Jika ketentuan tersebut disetujui, maka terbuka peluang bagi personel Polri aktif untuk mengisi posisi di lembaga seperti Badan Pengawas Obat dan Makanan (BPOM) maupun Badan Gizi Nasional (BGN).
Pemerintah berpandangan bahwa penempatan tersebut masih berada dalam koridor fungsi pelayanan dan perlindungan masyarakat yang menjadi bagian dari tugas kepolisian. Namun demikian, usulan itu diperkirakan akan menjadi salah satu isu yang mendapat perhatian serius dalam proses pembahasan di DPR karena menyangkut batas kewenangan dan penugasan anggota Polri di luar institusi asalnya.

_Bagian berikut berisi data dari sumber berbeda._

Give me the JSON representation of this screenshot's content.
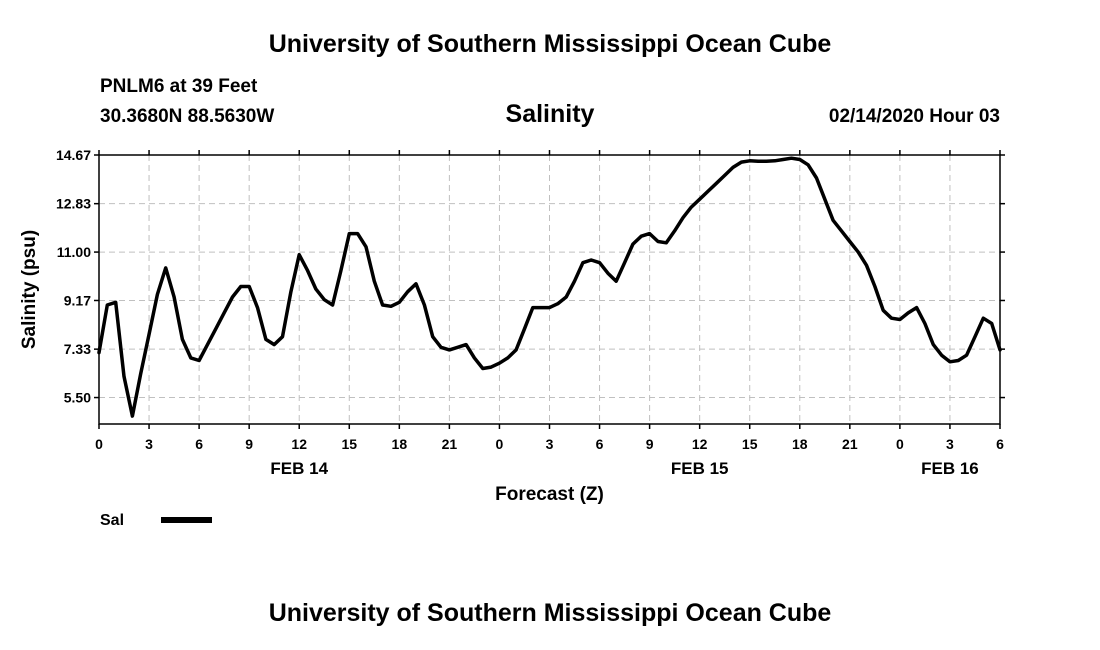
{
  "header": {
    "title": "University of Southern Mississippi Ocean Cube",
    "station": "PNLM6 at 39 Feet",
    "coords": "30.3680N 88.5630W",
    "run_time": "02/14/2020 Hour 03"
  },
  "footer": {
    "title": "University of Southern Mississippi Ocean Cube"
  },
  "colors": {
    "line": "#000000",
    "grid": "#c0c0c0",
    "axis": "#000000"
  },
  "chart_data": {
    "type": "line",
    "title": "Salinity",
    "xlabel": "Forecast (Z)",
    "ylabel": "Salinity (psu)",
    "ylim": [
      4.5,
      14.67
    ],
    "xlim": [
      0,
      54
    ],
    "yticks": [
      "14.67",
      "12.83",
      "11.00",
      "9.17",
      "7.33",
      "5.50"
    ],
    "xtick_labels": [
      "0",
      "3",
      "6",
      "9",
      "12",
      "15",
      "18",
      "21",
      "0",
      "3",
      "6",
      "9",
      "12",
      "15",
      "18",
      "21",
      "0",
      "3",
      "6"
    ],
    "day_labels": [
      {
        "text": "FEB 14",
        "at_hour": 12
      },
      {
        "text": "FEB 15",
        "at_hour": 36
      },
      {
        "text": "FEB 16",
        "at_hour": 51
      }
    ],
    "legend": [
      {
        "name": "Sal",
        "position": "bottom-left"
      }
    ],
    "series": [
      {
        "name": "Sal",
        "x": [
          0,
          0.5,
          1,
          1.5,
          2,
          2.5,
          3,
          3.5,
          4,
          4.5,
          5,
          5.5,
          6,
          6.5,
          7,
          7.5,
          8,
          8.5,
          9,
          9.5,
          10,
          10.5,
          11,
          11.5,
          12,
          12.5,
          13,
          13.5,
          14,
          14.5,
          15,
          15.5,
          16,
          16.5,
          17,
          17.5,
          18,
          18.5,
          19,
          19.5,
          20,
          20.5,
          21,
          21.5,
          22,
          22.5,
          23,
          23.5,
          24,
          24.5,
          25,
          25.5,
          26,
          26.5,
          27,
          27.5,
          28,
          28.5,
          29,
          29.5,
          30,
          30.5,
          31,
          31.5,
          32,
          32.5,
          33,
          33.5,
          34,
          34.5,
          35,
          35.5,
          36,
          36.5,
          37,
          37.5,
          38,
          38.5,
          39,
          39.5,
          40,
          40.5,
          41,
          41.5,
          42,
          42.5,
          43,
          43.5,
          44,
          44.5,
          45,
          45.5,
          46,
          46.5,
          47,
          47.5,
          48,
          48.5,
          49,
          49.5,
          50,
          50.5,
          51,
          51.5,
          52,
          52.5,
          53,
          53.5,
          54
        ],
        "values": [
          7.2,
          9.0,
          9.1,
          6.3,
          4.8,
          6.4,
          7.9,
          9.4,
          10.4,
          9.3,
          7.7,
          7.0,
          6.9,
          7.5,
          8.1,
          8.7,
          9.3,
          9.7,
          9.7,
          8.9,
          7.7,
          7.5,
          7.8,
          9.5,
          10.9,
          10.3,
          9.6,
          9.2,
          9.0,
          10.3,
          11.7,
          11.7,
          11.2,
          9.9,
          9.0,
          8.95,
          9.1,
          9.5,
          9.8,
          9.0,
          7.8,
          7.4,
          7.3,
          7.4,
          7.5,
          7.0,
          6.6,
          6.65,
          6.8,
          7.0,
          7.3,
          8.1,
          8.9,
          8.9,
          8.9,
          9.05,
          9.3,
          9.9,
          10.6,
          10.7,
          10.6,
          10.2,
          9.9,
          10.6,
          11.3,
          11.6,
          11.7,
          11.4,
          11.35,
          11.8,
          12.3,
          12.7,
          13.0,
          13.3,
          13.6,
          13.9,
          14.2,
          14.4,
          14.45,
          14.43,
          14.43,
          14.45,
          14.5,
          14.55,
          14.5,
          14.3,
          13.8,
          13.0,
          12.2,
          11.8,
          11.4,
          11.0,
          10.5,
          9.7,
          8.8,
          8.5,
          8.45,
          8.7,
          8.9,
          8.3,
          7.5,
          7.1,
          6.85,
          6.9,
          7.1,
          7.8,
          8.5,
          8.3,
          7.3
        ]
      }
    ]
  }
}
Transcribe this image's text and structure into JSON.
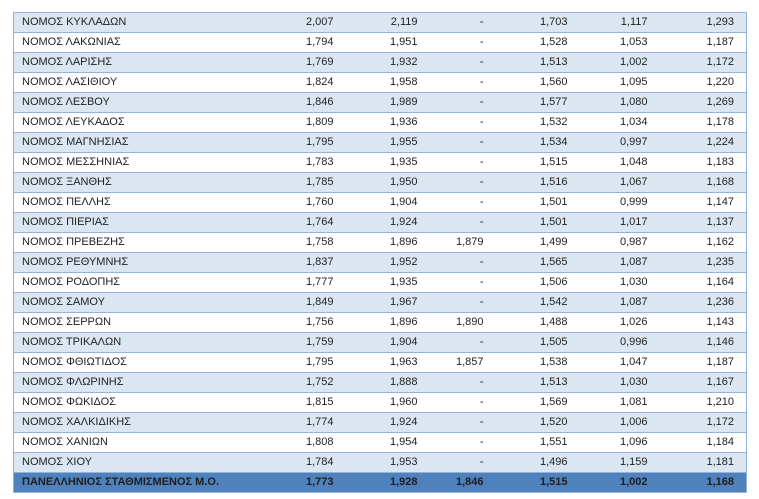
{
  "table": {
    "rows": [
      {
        "name": "ΝΟΜΟΣ ΚΥΚΛΑΔΩΝ",
        "values": [
          "2,007",
          "2,119",
          "-",
          "1,703",
          "1,117",
          "1,293"
        ]
      },
      {
        "name": "ΝΟΜΟΣ ΛΑΚΩΝΙΑΣ",
        "values": [
          "1,794",
          "1,951",
          "-",
          "1,528",
          "1,053",
          "1,187"
        ]
      },
      {
        "name": "ΝΟΜΟΣ ΛΑΡΙΣΗΣ",
        "values": [
          "1,769",
          "1,932",
          "-",
          "1,513",
          "1,002",
          "1,172"
        ]
      },
      {
        "name": "ΝΟΜΟΣ ΛΑΣΙΘΙΟΥ",
        "values": [
          "1,824",
          "1,958",
          "-",
          "1,560",
          "1,095",
          "1,220"
        ]
      },
      {
        "name": "ΝΟΜΟΣ ΛΕΣΒΟΥ",
        "values": [
          "1,846",
          "1,989",
          "-",
          "1,577",
          "1,080",
          "1,269"
        ]
      },
      {
        "name": "ΝΟΜΟΣ ΛΕΥΚΑΔΟΣ",
        "values": [
          "1,809",
          "1,936",
          "-",
          "1,532",
          "1,034",
          "1,178"
        ]
      },
      {
        "name": "ΝΟΜΟΣ ΜΑΓΝΗΣΙΑΣ",
        "values": [
          "1,795",
          "1,955",
          "-",
          "1,534",
          "0,997",
          "1,224"
        ]
      },
      {
        "name": "ΝΟΜΟΣ ΜΕΣΣΗΝΙΑΣ",
        "values": [
          "1,783",
          "1,935",
          "-",
          "1,515",
          "1,048",
          "1,183"
        ]
      },
      {
        "name": "ΝΟΜΟΣ ΞΑΝΘΗΣ",
        "values": [
          "1,785",
          "1,950",
          "-",
          "1,516",
          "1,067",
          "1,168"
        ]
      },
      {
        "name": "ΝΟΜΟΣ ΠΕΛΛΗΣ",
        "values": [
          "1,760",
          "1,904",
          "-",
          "1,501",
          "0,999",
          "1,147"
        ]
      },
      {
        "name": "ΝΟΜΟΣ ΠΙΕΡΙΑΣ",
        "values": [
          "1,764",
          "1,924",
          "-",
          "1,501",
          "1,017",
          "1,137"
        ]
      },
      {
        "name": "ΝΟΜΟΣ ΠΡΕΒΕΖΗΣ",
        "values": [
          "1,758",
          "1,896",
          "1,879",
          "1,499",
          "0,987",
          "1,162"
        ]
      },
      {
        "name": "ΝΟΜΟΣ ΡΕΘΥΜΝΗΣ",
        "values": [
          "1,837",
          "1,952",
          "-",
          "1,565",
          "1,087",
          "1,235"
        ]
      },
      {
        "name": "ΝΟΜΟΣ ΡΟΔΟΠΗΣ",
        "values": [
          "1,777",
          "1,935",
          "-",
          "1,506",
          "1,030",
          "1,164"
        ]
      },
      {
        "name": "ΝΟΜΟΣ ΣΑΜΟΥ",
        "values": [
          "1,849",
          "1,967",
          "-",
          "1,542",
          "1,087",
          "1,236"
        ]
      },
      {
        "name": "ΝΟΜΟΣ ΣΕΡΡΩΝ",
        "values": [
          "1,756",
          "1,896",
          "1,890",
          "1,488",
          "1,026",
          "1,143"
        ]
      },
      {
        "name": "ΝΟΜΟΣ ΤΡΙΚΑΛΩΝ",
        "values": [
          "1,759",
          "1,904",
          "-",
          "1,505",
          "0,996",
          "1,146"
        ]
      },
      {
        "name": "ΝΟΜΟΣ ΦΘΙΩΤΙΔΟΣ",
        "values": [
          "1,795",
          "1,963",
          "1,857",
          "1,538",
          "1,047",
          "1,187"
        ]
      },
      {
        "name": "ΝΟΜΟΣ ΦΛΩΡΙΝΗΣ",
        "values": [
          "1,752",
          "1,888",
          "-",
          "1,513",
          "1,030",
          "1,167"
        ]
      },
      {
        "name": "ΝΟΜΟΣ ΦΩΚΙΔΟΣ",
        "values": [
          "1,815",
          "1,960",
          "-",
          "1,569",
          "1,081",
          "1,210"
        ]
      },
      {
        "name": "ΝΟΜΟΣ ΧΑΛΚΙΔΙΚΗΣ",
        "values": [
          "1,774",
          "1,924",
          "-",
          "1,520",
          "1,006",
          "1,172"
        ]
      },
      {
        "name": "ΝΟΜΟΣ ΧΑΝΙΩΝ",
        "values": [
          "1,808",
          "1,954",
          "-",
          "1,551",
          "1,096",
          "1,184"
        ]
      },
      {
        "name": "ΝΟΜΟΣ ΧΙΟΥ",
        "values": [
          "1,784",
          "1,953",
          "-",
          "1,496",
          "1,159",
          "1,181"
        ]
      }
    ],
    "footer": {
      "name": "ΠΑΝΕΛΛΗΝΙΟΣ ΣΤΑΘΜΙΣΜΕΝΟΣ Μ.Ο.",
      "values": [
        "1,773",
        "1,928",
        "1,846",
        "1,515",
        "1,002",
        "1,168"
      ]
    },
    "colors": {
      "stripe_bg": "#DCE6F1",
      "plain_bg": "#FFFFFF",
      "border": "#95B3D7",
      "footer_bg": "#4F81BD",
      "footer_text": "#FFFFFF",
      "text": "#1F1F1F"
    }
  }
}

Sejumlah pengamat menilai pembahasan mengenai perluasan ruang penugasan aparat negara perlu dilakukan secara terbuka dan komprehensif agar menghasilkan regulasi yang jelas, akuntabel, serta sejalan dengan prinsip tata kelola pemerintahan yang baik.
Sementara itu, pembahasan DIM RUU Polri yang semula dijadwalkan berlangsung pada 4 Juni 2026 mengalami penundaan. Agenda tersebut direncanakan akan kembali dilanjutkan dalam pekan mendatang untuk membahas berbagai substansi perubahan yang diusulkan.
Perkembangan pembahasan RUU Polri ini diperkirakan akan terus menjadi sorotan publik karena berkaitan langsung dengan desain kelembagaan, tata kelola pemerintahan, serta hubungan antarinstansi negara di masa mendatang.